Por baixo da foto havia a seguinte legenda: “Pôrto-Isabel, Cabo. – O sr. A. T. Cadar (nº 1), o célebre arquiteto de origem húngara, recebe as autoridades no ato da inauguração da sua nova cidade-jardim, que abrange oitocentos pavilhões. Esta cidade-jardim, cujo encanto se torna impossível imaginar e que sem parceira na superfície do globo, está situada a setecentos quilómetros da antiga povoação, a beira . Grande número de notabilidades da África do Sul apressaram-se a adquirir ou a alugar vivendas nesse sítio, para passarem as férias ou o week-end {2} . Esta cidade jardim, com as suas edificações do mais moderno estilo, os seus magníficos campos desportivos, o seu Casino e o seu cinema, constitui verdadeiro ornamento e jóia única em todo o Império Britânico. Em virtude do sr. Cadar ter ali construído e oferecido ao Estado um amplo sanatório para crianças e bem assim uma quantidade doutros edifícios de utilidade pública, o governo consentiu que à nova localidade fosse dado o nome da esposa do sr. Cadar, “Bairro Helena”, e fez-se representar na inauguração. Os chefes da Comissão Oficial são o general L. I. Baldwin (nº 2), Sir Kobert Hall (nº 3), governador civil de Pôrto-Isabel, e Mrs. Elisa Beitner-Dirk, diretora da Repartição de Higiene do distrito (nº 4). A seu lado, está Mrs.
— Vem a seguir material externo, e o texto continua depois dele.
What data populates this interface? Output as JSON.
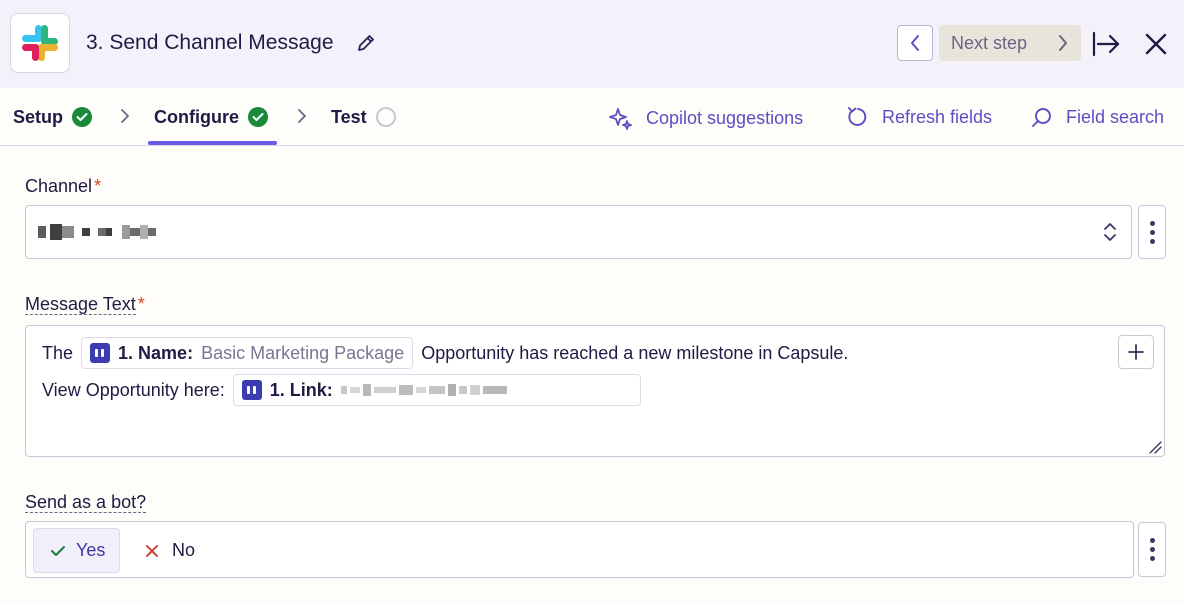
{
  "header": {
    "title": "3. Send Channel Message",
    "app_icon": "slack-logo",
    "next_step_label": "Next step"
  },
  "tabs": [
    {
      "label": "Setup",
      "status": "complete"
    },
    {
      "label": "Configure",
      "status": "complete",
      "active": true
    },
    {
      "label": "Test",
      "status": "pending"
    }
  ],
  "actions": {
    "copilot": "Copilot suggestions",
    "refresh": "Refresh fields",
    "search": "Field search"
  },
  "fields": {
    "channel": {
      "label": "Channel",
      "required": "*"
    },
    "message": {
      "label": "Message Text",
      "required": "*",
      "line1_prefix": "The",
      "name_pill_key": "1. Name:",
      "name_pill_value": "Basic Marketing Package",
      "line1_suffix": "Opportunity has reached a new milestone in Capsule.",
      "line2_prefix": "View Opportunity here:",
      "link_pill_key": "1. Link:"
    },
    "bot": {
      "label": "Send as a bot?",
      "yes_label": "Yes",
      "no_label": "No",
      "selected": "Yes"
    }
  },
  "colors": {
    "accent": "#695be8",
    "success": "#1a8a3a",
    "required": "#d5491d"
  }
}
Helena Cadar (nº 5) Kelemen olhou a fotografia, correu a vista pelo texto, e como não compreendia o inglês continuou a folhear distraidamente a revista; depois, como o olhar se lhe detivera involuntariamente na palavra “Húngaro”, voltou à aludida página e releu todas as palavras do texto que era capaz de entender: “Mr. A. T. Cadar, the famous architect of Hungarian oiigin”. Aproximou dos olhos a revista, observou o homem que estava na frente do toldo, e em seguida repo-la em seu lugar. “Aposto que aquele idiota, com a folha de papel na mão, é o Tony {3} Kádár.” Novamente examinou o texto e experimentou decifrá-lo, sem o conseguir. Todavia, teimou em seguir até às palavras: “A seu lado, está Mrs. Helena Cadar (nº 5) “Isto aqui quer dizer a Senhora de Kádár; ele deve-se ter casado.

” Voltou a fixar a imagem, tentou distinguir a figura da mulher, mas na página um tanto amarrotada, nada mais apercebeu de que uma mulher de estatura mediana, vestida de preto; não se lhe podiam apreciar as feições. “Quem é que pôde casar-se com um idiota daqueles?” pensou, enquanto voltava a colocar a revista sobre a mesa.